No total, há 2.147 talhões cultivados "em modo de produção alimentar sustentável", incluindo hortas em instituições, autarquias e hortas espontâneas, segundo dados solicitados pela Lusa a propósito do projeto "Horta à Porta", que a Lipor, associação intermunicipal que gere os resíduos de oito municípios da Área Metropolitana do Porto(AMP), desenvolve em parceria com as autarquias aderentes.
O Porto é o município mais ativo, com 14 hortas, 512 talhões e 45.426 metros quadrados, empregando 471 jardineiros.
Na Maia, há 12 hortas, 394 talhões e 35.892 metros quadrados, seguindo-se Matosinhos, com 13 hortas, 435 talhões e 22.202 metros quadrados.
O projeto estende-se ainda a Gondomar, com oito loteamentos que totalizam quase 14.000 metros quadrados; Valongo, com quatro loteamentos que permitem 227 lotes; Póvoa de Varzim (quatro loteamentos, 211 lotes); Vila do Conde (dois loteamentos, 81 lotes); e Espinho (três loteamentos, 43 lotes).

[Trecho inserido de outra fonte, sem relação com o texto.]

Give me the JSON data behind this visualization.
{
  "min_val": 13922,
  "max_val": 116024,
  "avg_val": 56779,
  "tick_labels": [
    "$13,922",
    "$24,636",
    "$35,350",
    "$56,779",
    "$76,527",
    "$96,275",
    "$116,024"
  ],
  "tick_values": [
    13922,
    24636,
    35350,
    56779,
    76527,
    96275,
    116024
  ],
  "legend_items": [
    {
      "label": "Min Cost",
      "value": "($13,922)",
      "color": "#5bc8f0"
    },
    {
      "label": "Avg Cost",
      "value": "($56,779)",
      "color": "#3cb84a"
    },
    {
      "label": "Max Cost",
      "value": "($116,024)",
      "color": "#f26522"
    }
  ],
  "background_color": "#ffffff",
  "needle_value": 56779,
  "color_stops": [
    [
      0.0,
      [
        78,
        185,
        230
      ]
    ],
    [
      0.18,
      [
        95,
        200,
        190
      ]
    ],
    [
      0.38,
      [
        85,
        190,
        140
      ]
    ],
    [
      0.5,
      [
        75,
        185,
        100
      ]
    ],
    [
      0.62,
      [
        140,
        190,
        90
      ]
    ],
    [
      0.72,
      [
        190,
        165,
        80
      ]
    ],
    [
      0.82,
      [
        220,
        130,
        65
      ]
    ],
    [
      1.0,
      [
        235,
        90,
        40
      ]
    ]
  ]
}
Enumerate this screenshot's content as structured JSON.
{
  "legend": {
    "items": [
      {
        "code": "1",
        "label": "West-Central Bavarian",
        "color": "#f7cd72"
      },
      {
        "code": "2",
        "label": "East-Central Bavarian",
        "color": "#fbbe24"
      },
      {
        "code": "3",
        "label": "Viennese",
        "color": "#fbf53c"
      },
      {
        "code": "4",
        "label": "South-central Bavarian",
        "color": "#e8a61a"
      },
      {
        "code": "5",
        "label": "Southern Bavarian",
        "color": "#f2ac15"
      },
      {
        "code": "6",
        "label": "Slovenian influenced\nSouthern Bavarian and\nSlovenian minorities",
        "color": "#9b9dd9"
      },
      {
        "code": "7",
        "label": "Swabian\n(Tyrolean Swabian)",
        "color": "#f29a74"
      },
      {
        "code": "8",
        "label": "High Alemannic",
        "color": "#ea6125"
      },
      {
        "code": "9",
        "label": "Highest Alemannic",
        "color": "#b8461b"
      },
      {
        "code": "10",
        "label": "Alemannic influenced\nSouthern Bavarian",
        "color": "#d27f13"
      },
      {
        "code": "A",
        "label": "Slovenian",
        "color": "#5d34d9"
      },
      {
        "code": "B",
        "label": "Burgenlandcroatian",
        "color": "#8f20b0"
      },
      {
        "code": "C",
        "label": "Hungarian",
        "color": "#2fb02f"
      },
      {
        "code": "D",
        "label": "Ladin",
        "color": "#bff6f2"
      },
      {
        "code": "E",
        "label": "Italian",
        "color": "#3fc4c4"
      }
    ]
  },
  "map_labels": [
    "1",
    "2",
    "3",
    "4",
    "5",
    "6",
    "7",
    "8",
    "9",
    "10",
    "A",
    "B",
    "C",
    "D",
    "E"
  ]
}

Para além das 1.786 pessoas com talhões atribuídos, das quais 471 no Porto, 388 em Matosinhos e 334 na Maia, que mobilizam mais pessoas, há uma lista de espera com quase o dobro dos actuais participantes, porque "a rotatividade dos jardineiros é baixa, com longas permanências na horta".
"Atualmente, há cerca de 3.054 pessoas inscritas a aguardar a atribuição de um talhão", salienta a Lipor.
Para responder à procura, as autarquias associadas e a Lipor lançaram novos loteamentos, que apontam também para "outras opções/modelos de cultivo", como o Loteamento Agroflorestal de Crestins, junto às instalações da associação, ou as hortas em telhados.
O projeto "Horta à Porta" teve início em julho de 2003 e, menos de um ano depois, foi inaugurado o primeiro loteamento em Crestins, com 74 talhões, tendo crescido ao longo dos anos devido ao "interesse crescente da população".
O principal objetivo "é o autoconsumo", com parcelas com uma média de 25 metros quadrados, e sempre que há excedentes, estes são normalmente partilhados entre familiares, vizinhos e amigos.
Um dos loteamentos da Maia tem um carácter mais "de subsistência", com parcelas que rondam os 100 metros quadrados, e os produtos podem ser vendidos numa banca partilhada especificamente para estes produtores no Mercado do Castêlo da Maia.
A Lipor, criada em 1982, abrange os concelhos do Porto, Maia, Matosinhos, Gondomar, Póvoa de Varzim, Vila do Conde, Espinho e Valongo, cobrindo cerca de 10% da população portuguesa.